I know I'm DEFINITELY nit-picking here, but even when Hunter looked to Tech's goggles, it was in a "He should've been here to do this." Way, not a "He should be here." Way. That's his brother, who died looking for another that Hunter has forgotten.
Hunter's tunnel vision is probably one my least favourite things about the Bad Batch, if I dare even MENTION that- and I love this show. It means so much to me, but I just can't handle this particular part of it...
I have so SO much anger directed towards the treatment of Hunter by the writers. I want the Hunter who was devoted to his WHOLE family, who fought for ALL of them, who would have NEVER allowed Crosshair to leave in the first place. Give me that Hunter back.

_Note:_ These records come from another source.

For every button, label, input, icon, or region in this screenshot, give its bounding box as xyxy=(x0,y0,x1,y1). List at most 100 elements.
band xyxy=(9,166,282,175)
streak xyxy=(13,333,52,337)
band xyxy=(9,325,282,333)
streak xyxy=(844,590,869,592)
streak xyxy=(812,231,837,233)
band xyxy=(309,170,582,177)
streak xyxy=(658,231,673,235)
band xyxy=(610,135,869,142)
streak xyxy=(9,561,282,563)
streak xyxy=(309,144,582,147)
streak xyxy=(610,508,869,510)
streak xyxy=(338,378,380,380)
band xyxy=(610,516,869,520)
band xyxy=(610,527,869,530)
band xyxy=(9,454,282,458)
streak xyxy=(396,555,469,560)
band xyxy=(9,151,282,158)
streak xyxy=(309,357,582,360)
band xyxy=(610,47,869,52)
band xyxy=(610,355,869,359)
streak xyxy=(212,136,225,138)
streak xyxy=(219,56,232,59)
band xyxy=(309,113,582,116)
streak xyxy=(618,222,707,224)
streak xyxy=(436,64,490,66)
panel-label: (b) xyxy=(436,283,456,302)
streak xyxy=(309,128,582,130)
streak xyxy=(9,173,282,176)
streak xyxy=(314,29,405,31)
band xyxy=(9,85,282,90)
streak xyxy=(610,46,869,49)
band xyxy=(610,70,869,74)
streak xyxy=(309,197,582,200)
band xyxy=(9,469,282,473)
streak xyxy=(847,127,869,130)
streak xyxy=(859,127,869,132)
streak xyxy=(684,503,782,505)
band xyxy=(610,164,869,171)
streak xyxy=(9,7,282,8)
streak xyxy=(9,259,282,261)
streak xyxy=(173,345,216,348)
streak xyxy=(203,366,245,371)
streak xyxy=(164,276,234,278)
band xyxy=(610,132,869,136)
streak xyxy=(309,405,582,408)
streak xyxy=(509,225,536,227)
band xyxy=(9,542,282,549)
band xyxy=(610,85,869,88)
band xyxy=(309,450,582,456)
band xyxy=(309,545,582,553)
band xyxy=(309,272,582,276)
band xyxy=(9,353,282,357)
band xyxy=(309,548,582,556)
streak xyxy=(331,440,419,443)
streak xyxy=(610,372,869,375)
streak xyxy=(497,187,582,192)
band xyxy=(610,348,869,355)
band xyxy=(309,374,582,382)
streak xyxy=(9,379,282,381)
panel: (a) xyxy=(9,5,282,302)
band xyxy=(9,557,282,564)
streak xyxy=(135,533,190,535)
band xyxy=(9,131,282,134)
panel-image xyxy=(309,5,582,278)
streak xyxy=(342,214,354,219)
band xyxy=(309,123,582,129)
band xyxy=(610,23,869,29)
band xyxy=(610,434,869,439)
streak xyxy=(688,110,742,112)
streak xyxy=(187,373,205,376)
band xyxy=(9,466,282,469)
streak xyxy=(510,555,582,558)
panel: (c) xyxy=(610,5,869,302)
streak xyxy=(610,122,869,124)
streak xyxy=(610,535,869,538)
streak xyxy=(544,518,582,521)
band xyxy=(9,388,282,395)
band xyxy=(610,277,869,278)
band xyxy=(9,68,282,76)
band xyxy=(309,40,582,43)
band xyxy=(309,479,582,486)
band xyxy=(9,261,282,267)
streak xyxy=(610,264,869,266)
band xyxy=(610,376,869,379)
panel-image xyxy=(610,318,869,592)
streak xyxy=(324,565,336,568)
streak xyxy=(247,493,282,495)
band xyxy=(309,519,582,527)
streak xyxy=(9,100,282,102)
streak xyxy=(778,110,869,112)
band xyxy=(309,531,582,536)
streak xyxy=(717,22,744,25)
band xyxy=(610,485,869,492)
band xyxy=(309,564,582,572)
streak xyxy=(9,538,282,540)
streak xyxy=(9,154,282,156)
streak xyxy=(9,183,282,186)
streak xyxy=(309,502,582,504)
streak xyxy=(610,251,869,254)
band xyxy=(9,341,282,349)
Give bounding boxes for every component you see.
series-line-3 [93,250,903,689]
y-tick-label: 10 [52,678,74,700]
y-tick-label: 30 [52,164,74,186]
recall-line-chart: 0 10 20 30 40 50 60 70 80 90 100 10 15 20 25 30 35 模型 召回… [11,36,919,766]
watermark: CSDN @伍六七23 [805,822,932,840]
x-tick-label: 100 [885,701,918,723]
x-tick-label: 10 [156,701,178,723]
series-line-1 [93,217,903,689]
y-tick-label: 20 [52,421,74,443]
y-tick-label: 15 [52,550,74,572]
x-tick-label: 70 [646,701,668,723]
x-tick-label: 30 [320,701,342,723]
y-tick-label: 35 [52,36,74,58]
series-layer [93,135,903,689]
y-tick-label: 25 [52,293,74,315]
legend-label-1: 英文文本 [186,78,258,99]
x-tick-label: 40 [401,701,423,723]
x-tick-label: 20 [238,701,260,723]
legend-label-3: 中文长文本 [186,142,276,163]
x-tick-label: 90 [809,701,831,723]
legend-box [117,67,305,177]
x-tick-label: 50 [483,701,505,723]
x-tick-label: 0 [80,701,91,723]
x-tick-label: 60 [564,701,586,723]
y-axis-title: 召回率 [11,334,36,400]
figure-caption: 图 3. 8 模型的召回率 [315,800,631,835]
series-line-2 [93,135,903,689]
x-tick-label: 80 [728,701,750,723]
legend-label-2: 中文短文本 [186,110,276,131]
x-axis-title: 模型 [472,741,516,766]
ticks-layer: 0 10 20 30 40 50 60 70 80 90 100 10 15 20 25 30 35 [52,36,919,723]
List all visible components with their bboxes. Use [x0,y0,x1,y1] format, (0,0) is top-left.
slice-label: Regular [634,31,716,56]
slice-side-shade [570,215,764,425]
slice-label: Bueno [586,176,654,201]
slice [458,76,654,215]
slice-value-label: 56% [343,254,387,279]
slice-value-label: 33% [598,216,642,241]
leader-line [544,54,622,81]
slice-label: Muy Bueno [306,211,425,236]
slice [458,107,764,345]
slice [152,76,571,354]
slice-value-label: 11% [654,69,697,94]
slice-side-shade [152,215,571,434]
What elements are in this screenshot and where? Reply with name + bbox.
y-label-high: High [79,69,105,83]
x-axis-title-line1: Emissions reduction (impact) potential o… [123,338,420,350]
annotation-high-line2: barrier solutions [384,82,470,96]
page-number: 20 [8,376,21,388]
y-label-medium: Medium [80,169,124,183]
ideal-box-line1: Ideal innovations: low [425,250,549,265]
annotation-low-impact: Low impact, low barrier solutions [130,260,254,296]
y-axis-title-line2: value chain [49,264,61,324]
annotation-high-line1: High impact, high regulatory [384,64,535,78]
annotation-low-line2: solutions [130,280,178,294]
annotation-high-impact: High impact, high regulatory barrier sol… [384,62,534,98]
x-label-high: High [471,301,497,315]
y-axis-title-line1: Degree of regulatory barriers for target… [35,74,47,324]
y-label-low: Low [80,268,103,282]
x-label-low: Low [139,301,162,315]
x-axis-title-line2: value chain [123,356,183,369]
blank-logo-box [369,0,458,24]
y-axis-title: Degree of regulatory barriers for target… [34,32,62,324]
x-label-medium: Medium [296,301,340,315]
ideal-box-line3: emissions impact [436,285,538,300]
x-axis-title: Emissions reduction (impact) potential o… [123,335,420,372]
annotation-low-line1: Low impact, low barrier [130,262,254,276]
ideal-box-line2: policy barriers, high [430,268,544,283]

(Saying this- I do not mind Hunter and Omega's father/daughter and brother/sister relationship !!! I do really enjoy it- in small amounts. The fact that Hunter became nearly an extention of Omega really just- threw me off his whole character, really)
I specifically pick to ignore this when I'm making anything. Hunter has been a sergeant of three idiots(named endearingly) for the entirety of the war. One child who wanders around should not have taken up 100% of Hunter's attention, ESPECIALLY when he was surrounded and supported. It just bothers me, idk
Anyway, thats my rant !!! Back to some positives soon, promise !! I just had to get this off my chest, it's been BOTHERING me.